Echoes (of the Word)

During my sermon on Sunday, September 24, 2023, I mentioned a TED Talk by primatologist Frans de Waal about fairness. I wanted to share the video with you. I found it to be a quite compelling video, particularly as we try and understand our own human reactions to perceived inequality. In retrospect, though, I’m wondering about the difference between the desire for fairness and our inclination toward envy and comparison.

Fairness and envy are easily confused and in watching the video, and considering our parable from Sunday from Matthew 20, I’m realizing that neither of those situations is really even about fairness. So, what is fairness? When asking basic life questions, I often find that children’s books offer a helpful perspective. In a book titled It’s Not Fair, on nearly every page, the title of the book, is exclaimed in response to a variety of apparent inequalities. Why can’t I have a pet giraffe? It’s not fair. … Why now, chicken pox? It’s not fair. Here’s a link to the book being read aloud. It is a fun book, for sure, and my favorite part is the way it ends. There’s no explanation, no attempt to justify the feelings or even try to change the feelings of the people who are comparing their own circumstances to those around them.

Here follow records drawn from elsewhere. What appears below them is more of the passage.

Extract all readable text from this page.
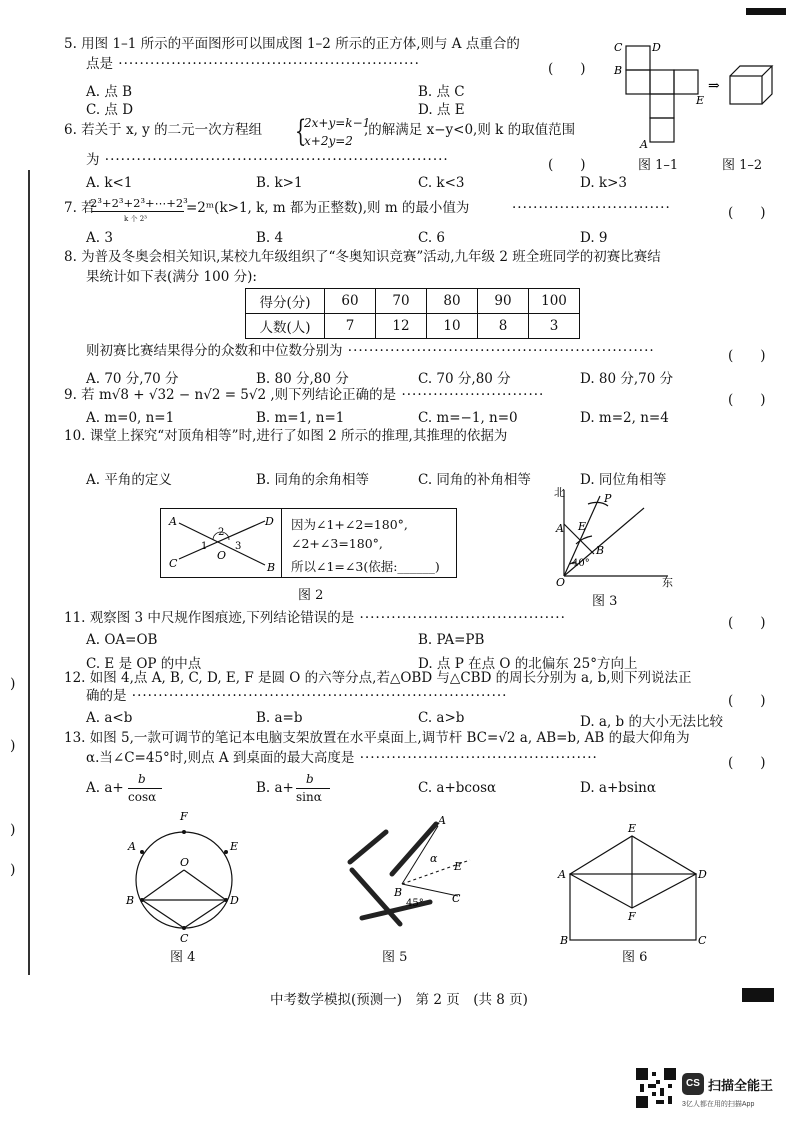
)
)
)
)
5. 用图 1–1 所示的平面图形可以围成图 1–2 所示的正方体,则与 A 点重合的
点是 ·························································	(　　)
A. 点 B	B. 点 C
C. 点 D	D. 点 E
C	D
B
E
A
⇒
图 1–1	图 1–2
6. 若关于 x, y 的二元一次方程组 {
2x+y=k−1
x+2y=2
,的解满足 x−y<0,则 k 的取值范围
为 ·································································	(　　)
A. k<1	B. k>1	C. k<3	D. k>3
7. 若
2³+2³+2³+⋯+2³
k 个 2³
=2ᵐ(k>1, k, m 都为正整数),则 m 的最小值为	······························	(　　)
A. 3	B. 4	C. 6	D. 9
8. 为普及冬奥会相关知识,某校九年级组织了“冬奥知识竞赛”活动,九年级 2 班全班同学的初赛比赛结
果统计如下表(满分 100 分):
得分(分)	60	70	80	90	100
人数(人)	7	12	10	8	3
则初赛比赛结果得分的众数和中位数分别为 ··························································	(　　)
A. 70 分,70 分	B. 80 分,80 分	C. 70 分,80 分	D. 80 分,70 分
9. 若 m√8 + √32 − n√2 = 5√2 ,则下列结论正确的是 ···························	(　　)
A. m=0, n=1	B. m=1, n=1	C. m=−1, n=0	D. m=2, n=4
10. 课堂上探究“对顶角相等”时,进行了如图 2 所示的推理,其推理的依据为
A. 平角的定义	B. 同角的余角相等	C. 同角的补角相等	D. 同位角相等
A	D
C	B
O
1
2
3
因为∠1+∠2=180°,
∠2+∠3=180°,
所以∠1=∠3(依据:______)
图 2
北
东
P
A E
B
O
40°
图 3
11. 观察图 3 中尺规作图痕迹,下列结论错误的是 ·······································	(　　)
A. OA=OB	B. PA=PB
C. E 是 OP 的中点	D. 点 P 在点 O 的北偏东 25°方向上
12. 如图 4,点 A, B, C, D, E, F 是圆 O 的六等分点,若△OBD 与△CBD 的周长分别为 a, b,则下列说法正
确的是 ·······································································	(　　)
A. a<b	B. a=b	C. a>b	D. a, b 的大小无法比较
13. 如图 5,一款可调节的笔记本电脑支架放置在水平桌面上,调节杆 BC=√2 a, AB=b, AB 的最大仰角为
α.当∠C=45°时,则点 A 到桌面的最大高度是 ·············································	(　　)
A. a+
b
cosα
B. a+
b
sinα
C. a+bcosα	D. a+bsinα
F
A	E
O
B	D
C
图 4
A
α
E
B	C
45°
图 5
E
A	D
F
B	C
图 6
中考数学模拟(预测一)　第 2 页　(共 8 页)
CS 扫描全能王
3亿人都在用的扫描App
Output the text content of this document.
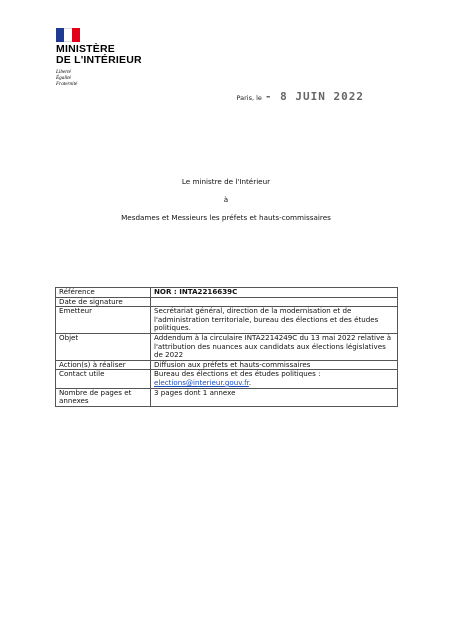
MINISTÈRE
DE L'INTÉRIEUR
Liberté
Égalité
Fraternité
Paris, le - 8 JUIN 2022
Le ministre de l'Intérieur
à
Mesdames et Messieurs les préfets et hauts-commissaires
Référence	NOR : INTA2216639C
Date de signature	
Emetteur	Secrétariat général, direction de la modernisation et de l'administration territoriale, bureau des élections et des études politiques.
Objet	Addendum à la circulaire INTA2214249C du 13 mai 2022 relative à l'attribution des nuances aux candidats aux élections législatives de 2022
Action(s) à réaliser	Diffusion aux préfets et hauts-commissaires
Contact utile	Bureau des élections et des études politiques :
elections@interieur.gouv.fr.
Nombre de pages et annexes	3 pages dont 1 annexe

I wonder how children would respond to this book. I wonder how you would respond! I know that for me, my response at the end was to reflect on the ways that I’ve felt that things weren’t fair and I envisioned an empathetic and compassionate response of someone looking at me, acknowledging my feelings, and explaining that some of those things just are the way they are. Yes, it doesn’t seem fair, but it also isn’t the fault of the person who receives what we did not. Envy is what happens, though, when our perception of inequality leads us to act out of a desire for what someone else has.

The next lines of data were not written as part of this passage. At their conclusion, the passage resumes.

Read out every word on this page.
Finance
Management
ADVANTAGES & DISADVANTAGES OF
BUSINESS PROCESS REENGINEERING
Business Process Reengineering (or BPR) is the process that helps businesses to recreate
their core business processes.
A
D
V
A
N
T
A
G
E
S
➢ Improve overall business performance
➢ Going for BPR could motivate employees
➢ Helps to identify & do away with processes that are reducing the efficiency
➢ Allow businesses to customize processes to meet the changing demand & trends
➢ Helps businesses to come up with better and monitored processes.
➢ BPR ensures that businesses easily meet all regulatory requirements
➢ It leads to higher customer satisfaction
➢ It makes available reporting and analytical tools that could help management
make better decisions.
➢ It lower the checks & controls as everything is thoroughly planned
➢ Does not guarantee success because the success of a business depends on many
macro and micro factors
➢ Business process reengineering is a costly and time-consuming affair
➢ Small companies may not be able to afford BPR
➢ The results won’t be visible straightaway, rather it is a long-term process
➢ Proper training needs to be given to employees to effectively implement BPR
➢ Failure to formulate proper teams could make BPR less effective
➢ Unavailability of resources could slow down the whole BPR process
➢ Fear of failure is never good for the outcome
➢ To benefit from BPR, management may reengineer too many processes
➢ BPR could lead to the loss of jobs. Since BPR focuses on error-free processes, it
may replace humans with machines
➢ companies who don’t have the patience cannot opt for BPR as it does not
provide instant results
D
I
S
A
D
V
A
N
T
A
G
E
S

Contemporary theologian Diana Butler Bass writes that “envy is not jealousy. Jealousy is a kind of protective impulse. One is jealous if a lover seems inappropriately attentive to another. You might be jealous to guard your reputation against attack or jealous in defense of familial honor. Envy is resentment, a passionate spite that can become cancerous hostility. Joseph Epstein, in a brilliant little book, called envy ‘a self-poisoning of the mind, envy is usually less about what one lacks than about what other people have.’ Envy grows from rivalry — when we are unable to see our own gifts without comparing them to the gifts of others.”

Like the capuchin monkeys, we are happy with the cucumber until we see someone else receive a grape. I want to be less envious while also seeking fairness. The more I think about our text from Sunday, the study with the monkeys, and even the children’s book, I realize that part of our calling as a faith community is to be people who strive for fairness while also seeking to avoid envy. What a challenging spot for us to be in! Luckily, this is the way of gospel, which also means the Holy Spirit guides us in community as we seek to live the Kingdom of God together here and now!